Bengkulu (ANTARA) - Kementerian Perlindungan Pekerja Migran Indonesia (P2MI) bersama Forum Komunikasi Pimpinan Daerah Provinsi Bengkulu mendeklarasikan komitmen mencegah dan memberantas tindak pidana perdagangan orang (TPPO) di Bengkulu.
"Dan kita deklarasi, tentang bagaimana mencegah pemberangkatan secara nonprofesional atau ilegal dan juga TPPO," kata Menteri Pelindungan Pekerja Migran Indonesia (P2MI) Abdul Kadir Karding di Bengkulu, Selasa.
Deklarasi tersebut menjadi penting agar TPPO mendapat perhatian serius, masyarakat tidak mudah terjerumus iming-iming bekerja ke luar negeri, padahal sebenarnya yang terjadi adalah TPPO berkedok sebagai lembaga pemberangkatan pekerja migran.
Bekerja ke luar negeri secara nonprosedural, kata Karding, sangat membahayakan bagi calon pekerja karena tidak terjamin hak-hak dan keselamatan mereka saat berangkat dan berada di luar negeri.

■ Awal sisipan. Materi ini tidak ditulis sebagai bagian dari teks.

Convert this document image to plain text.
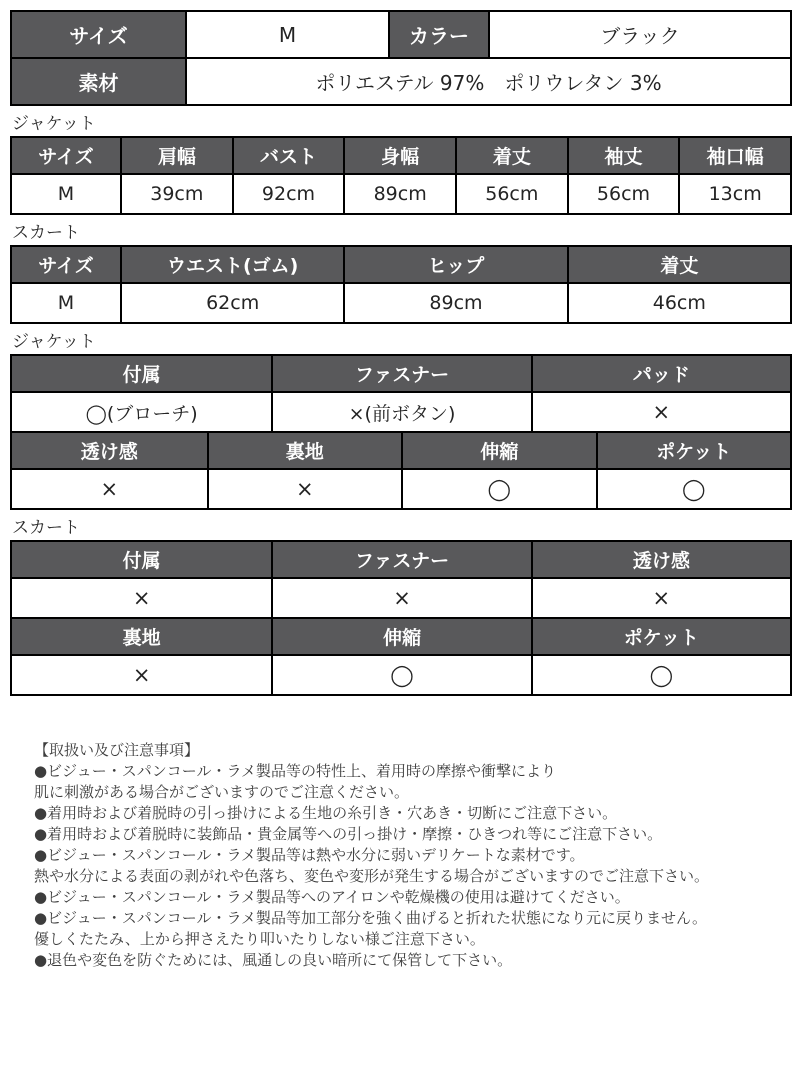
サイズ	M	カラー	ブラック
素材	ポリエステル 97%　ポリウレタン 3%
ジャケット
サイズ	肩幅	バスト	身幅	着丈	袖丈	袖口幅
M	39cm	92cm	89cm	56cm	56cm	13cm
スカート
サイズ	ウエスト(ゴム)	ヒップ	着丈
M	62cm	89cm	46cm
ジャケット
付属	ファスナー	パッド
◯(ブローチ)	×(前ボタン)	×
透け感	裏地	伸縮	ポケット
×	×	◯	◯
スカート
付属	ファスナー	透け感
×	×	×
裏地	伸縮	ポケット
×	◯	◯
【取扱い及び注意事項】
●ビジュー・スパンコール・ラメ製品等の特性上、着用時の摩擦や衝撃により
肌に刺激がある場合がございますのでご注意ください。
●着用時および着脱時の引っ掛けによる生地の糸引き・穴あき・切断にご注意下さい。
●着用時および着脱時に装飾品・貴金属等への引っ掛け・摩擦・ひきつれ等にご注意下さい。
●ビジュー・スパンコール・ラメ製品等は熱や水分に弱いデリケートな素材です。
熱や水分による表面の剥がれや色落ち、変色や変形が発生する場合がございますのでご注意下さい。
●ビジュー・スパンコール・ラメ製品等へのアイロンや乾燥機の使用は避けてください。
●ビジュー・スパンコール・ラメ製品等加工部分を強く曲げると折れた状態になり元に戻りません。
優しくたたみ、上から押さえたり叩いたりしない様ご注意下さい。
●退色や変色を防ぐためには、風通しの良い暗所にて保管して下さい。
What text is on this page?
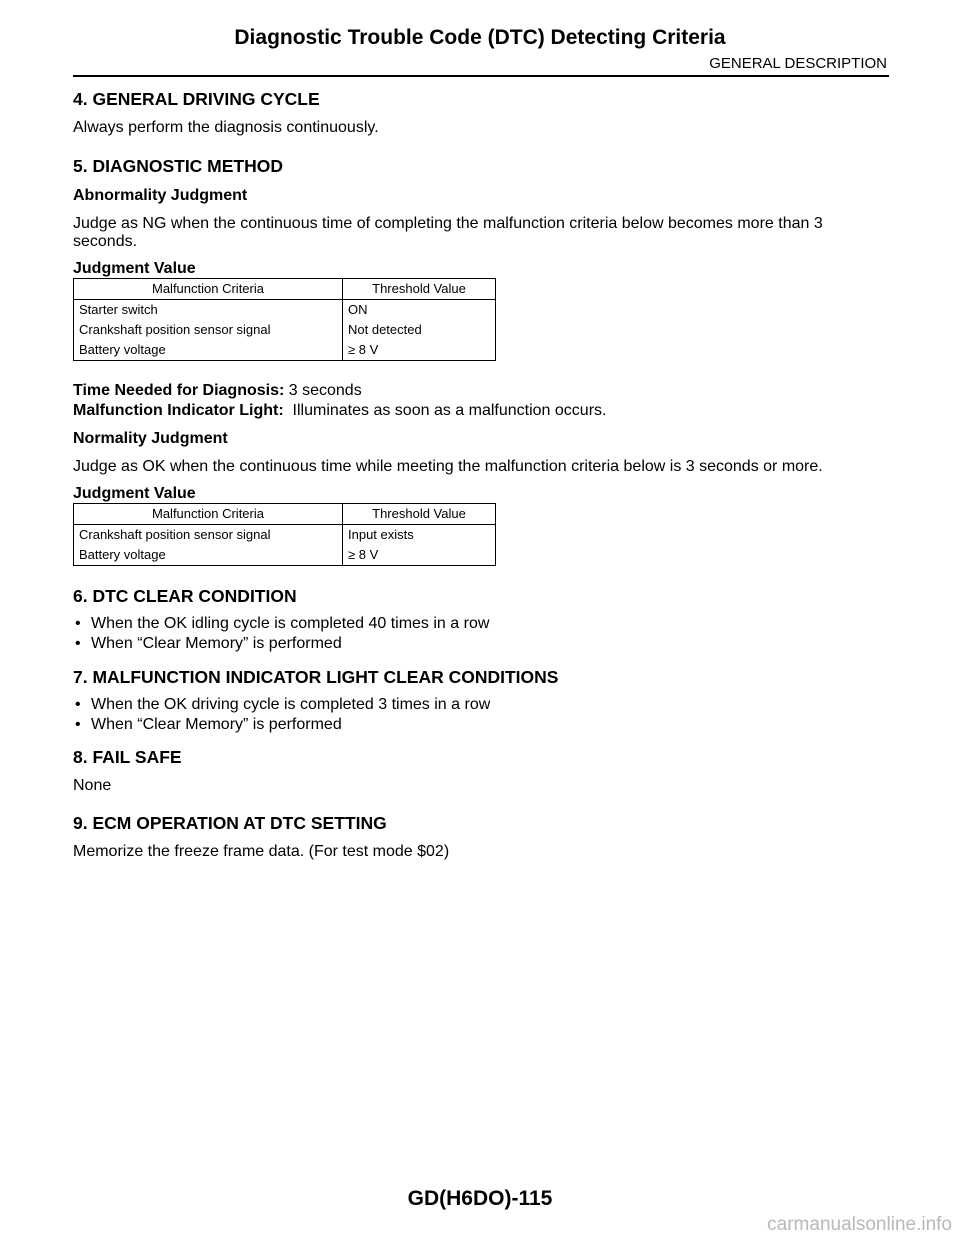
Diagnostic Trouble Code (DTC) Detecting Criteria
GENERAL DESCRIPTION
4. GENERAL DRIVING CYCLE
Always perform the diagnosis continuously.
5. DIAGNOSTIC METHOD
Abnormality Judgment
Judge as NG when the continuous time of completing the malfunction criteria below becomes more than 3 seconds.
Judgment Value
Malfunction Criteria	Threshold Value
Starter switch	ON
Crankshaft position sensor signal	Not detected
Battery voltage	≥ 8 V
Time Needed for Diagnosis: 3 seconds
Malfunction Indicator Light: Illuminates as soon as a malfunction occurs.
Normality Judgment
Judge as OK when the continuous time while meeting the malfunction criteria below is 3 seconds or more.
Judgment Value
Malfunction Criteria	Threshold Value
Crankshaft position sensor signal	Input exists
Battery voltage	≥ 8 V
6. DTC CLEAR CONDITION
• When the OK idling cycle is completed 40 times in a row
• When “Clear Memory” is performed
7. MALFUNCTION INDICATOR LIGHT CLEAR CONDITIONS
• When the OK driving cycle is completed 3 times in a row
• When “Clear Memory” is performed
8. FAIL SAFE
None
9. ECM OPERATION AT DTC SETTING
Memorize the freeze frame data. (For test mode $02)
GD(H6DO)-115
carmanualsonline.info
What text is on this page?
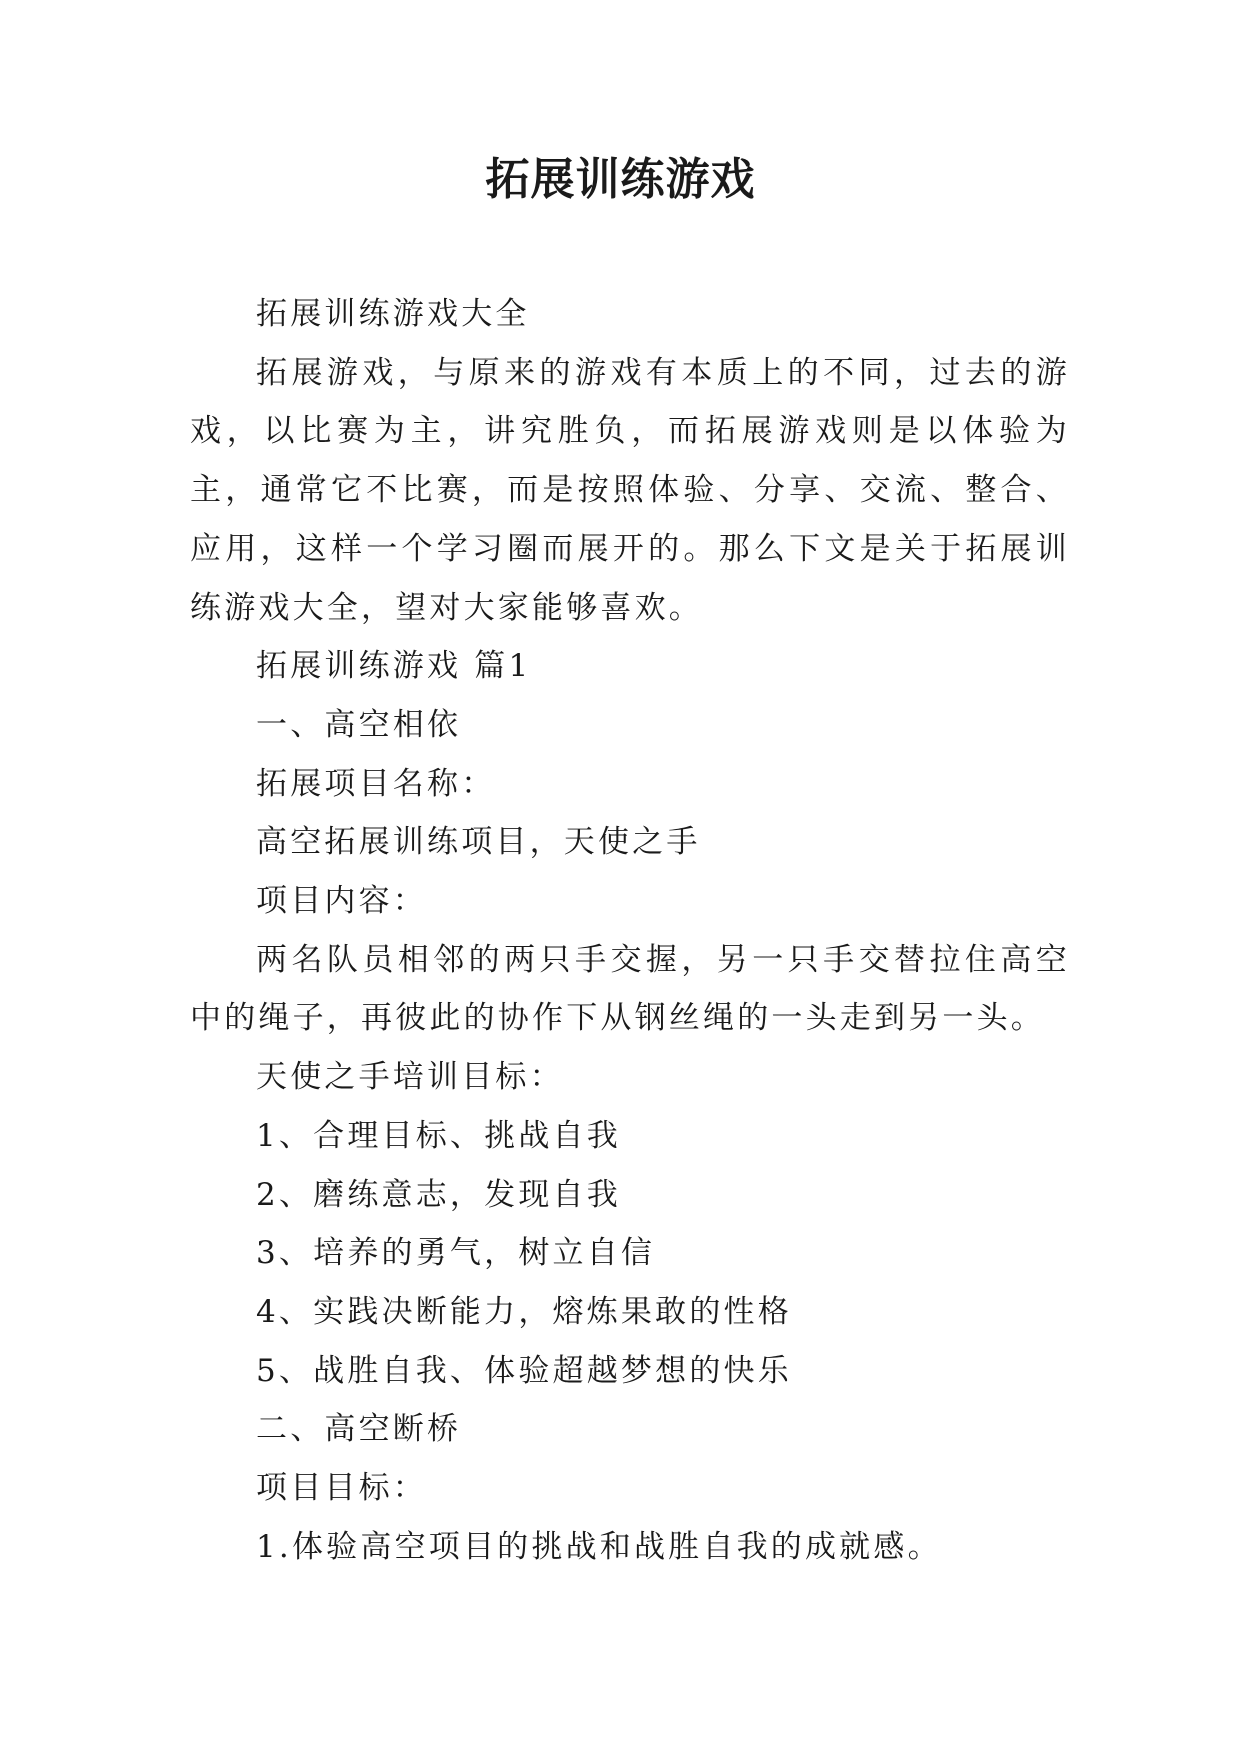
拓展训练游戏

拓展训练游戏大全

拓展游戏，与原来的游戏有本质上的不同，过去的游戏，以比赛为主，讲究胜负，而拓展游戏则是以体验为主，通常它不比赛，而是按照体验、分享、交流、整合、应用，这样一个学习圈而展开的。那么下文是关于拓展训练游戏大全，望对大家能够喜欢。

拓展训练游戏 篇1

一、高空相依

拓展项目名称：

高空拓展训练项目，天使之手

项目内容：

两名队员相邻的两只手交握，另一只手交替拉住高空中的绳子，再彼此的协作下从钢丝绳的一头走到另一头。

天使之手培训目标：

1、合理目标、挑战自我

2、磨练意志，发现自我

3、培养的勇气，树立自信

4、实践决断能力，熔炼果敢的性格

5、战胜自我、体验超越梦想的快乐

二、高空断桥

项目目标：

1.体验高空项目的挑战和战胜自我的成就感。
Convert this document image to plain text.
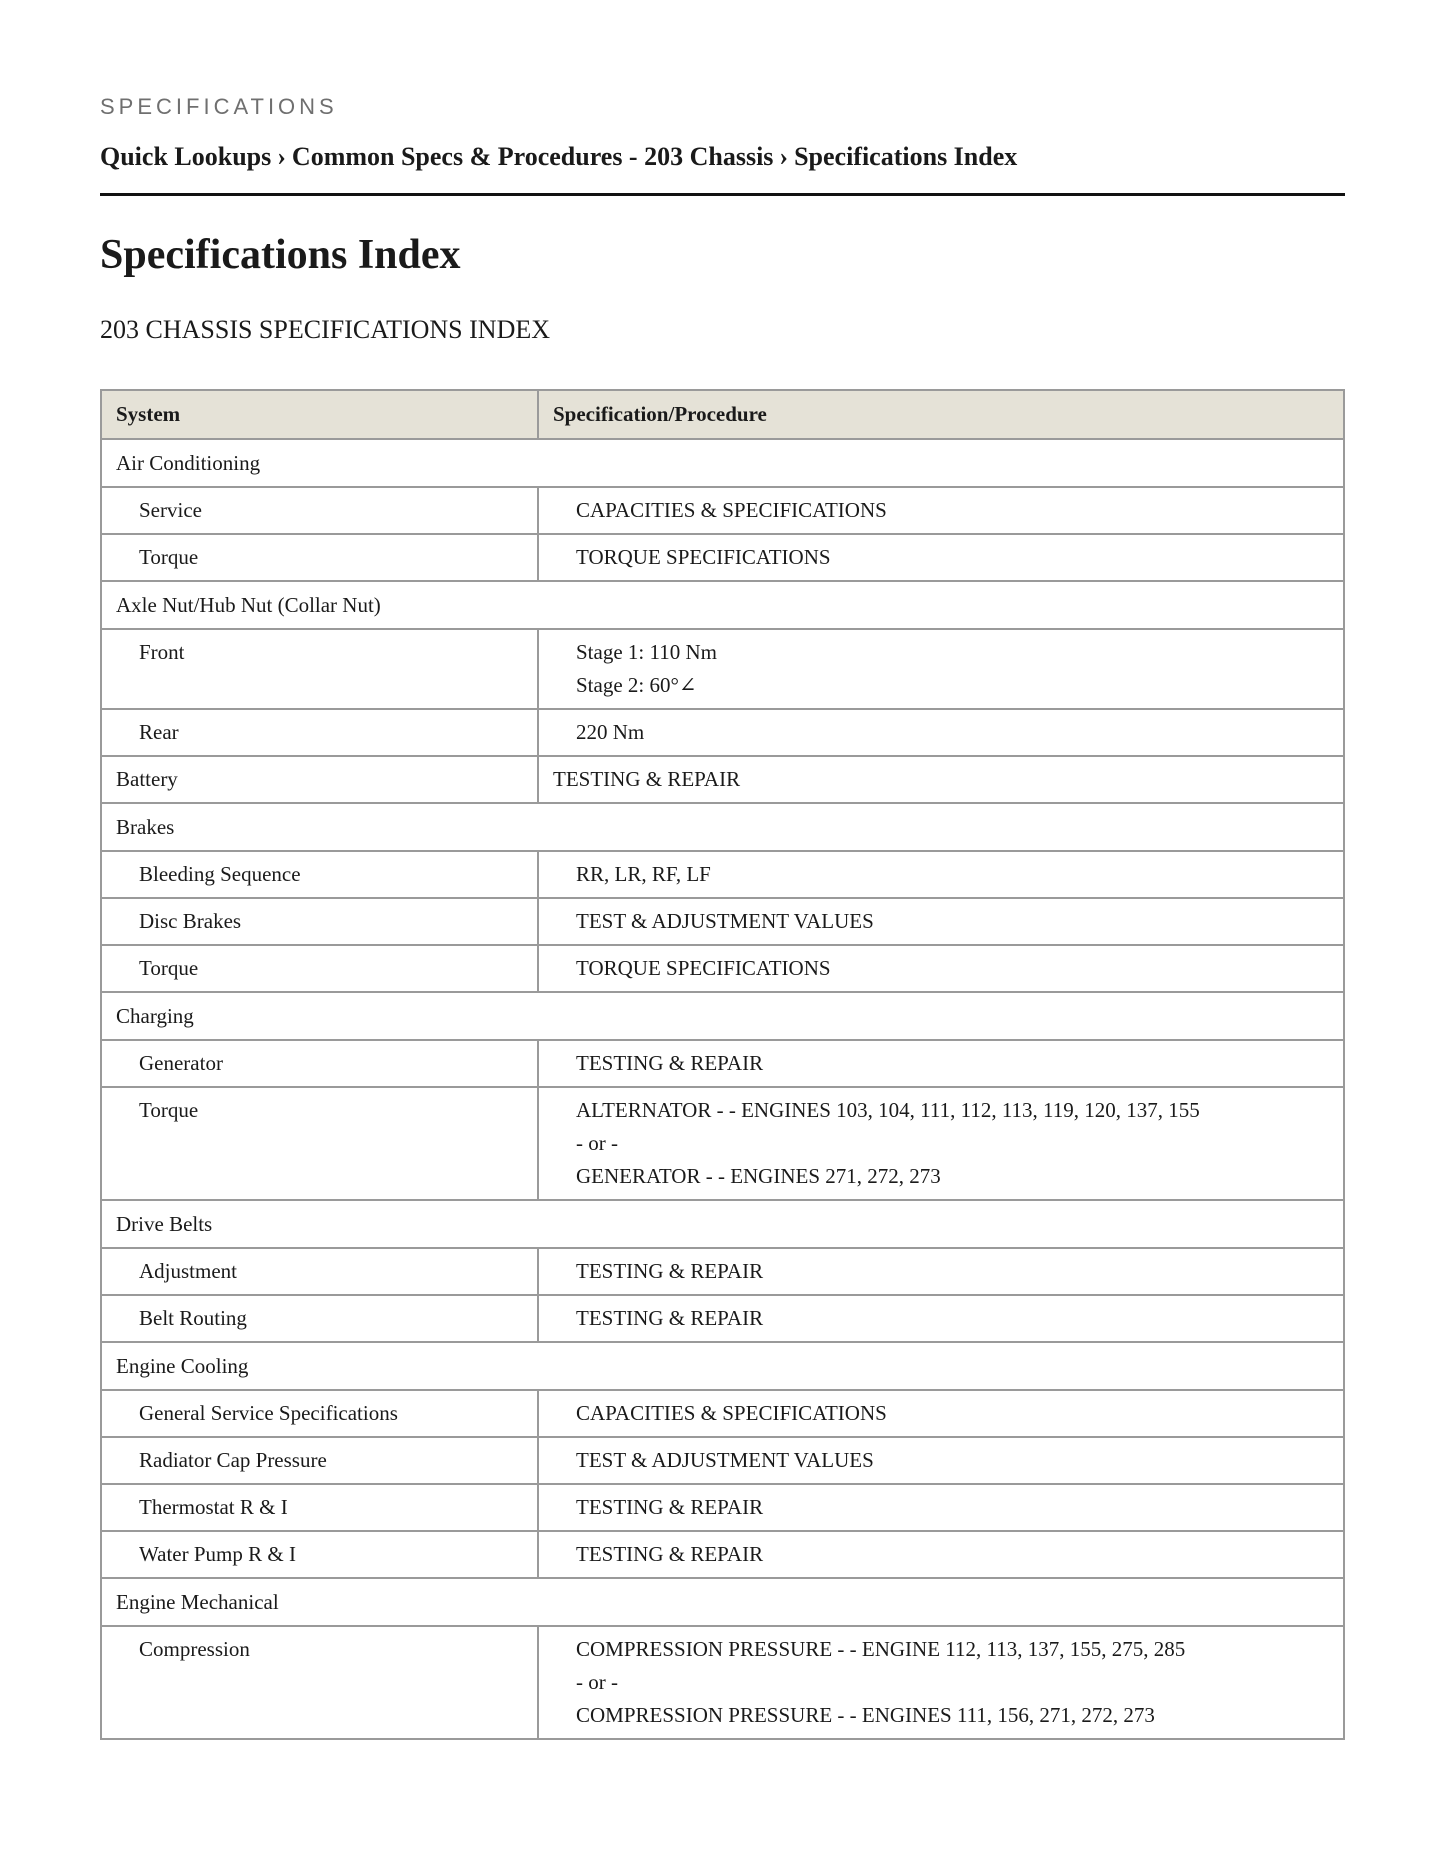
SPECIFICATIONS
Quick Lookups › Common Specs & Procedures - 203 Chassis › Specifications Index
Specifications Index
203 CHASSIS SPECIFICATIONS INDEX
System	Specification/Procedure
Air Conditioning	
Service	CAPACITIES & SPECIFICATIONS

Torque	TORQUE SPECIFICATIONS

Axle Nut/Hub Nut (Collar Nut)	
Front	Stage 1: 110 Nm
Stage 2: 60°∠

Rear	220 Nm

Battery	TESTING & REPAIR

Brakes	
Bleeding Sequence	RR, LR, RF, LF

Disc Brakes	TEST & ADJUSTMENT VALUES

Torque	TORQUE SPECIFICATIONS

Charging	
Generator	TESTING & REPAIR

Torque	ALTERNATOR - - ENGINES 103, 104, 111, 112, 113, 119, 120, 137, 155
- or -
GENERATOR - - ENGINES 271, 272, 273

Drive Belts	
Adjustment	TESTING & REPAIR

Belt Routing	TESTING & REPAIR

Engine Cooling	
General Service Specifications	CAPACITIES & SPECIFICATIONS

Radiator Cap Pressure	TEST & ADJUSTMENT VALUES

Thermostat R & I	TESTING & REPAIR

Water Pump R & I	TESTING & REPAIR

Engine Mechanical	
Compression	COMPRESSION PRESSURE - - ENGINE 112, 113, 137, 155, 275, 285
- or -
COMPRESSION PRESSURE - - ENGINES 111, 156, 271, 272, 273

Apalagi, upaya berangkat secara ilegal tersebut ternyata akhirnya bukan mendapatkan pekerjaan, melainkan eksploitasi manusia dari pekerja migran.
Oleh karena itu, Kementerian P2MI membuat berbagai program preventif, seperti Migrant Center, Desa Migran Emas, hingga mengajak seluruh pemangku kepentingan di daerah untuk berkomitmen mencegah dan memberantas TPPO.
"Bersama kita ajak Polda, TNI kita ajak, semuanya. Kita bareng-bareng supaya masyarakat ini tahu bahwa ini adalah masalah yang harus kita tangani bersama. Insyaallah kami dengan semua pihak, termasuk dengan Polri, bergandengan tangan untuk melakukan pecegahan dan upaya melawan atau memberantas TPPO," kata Karding.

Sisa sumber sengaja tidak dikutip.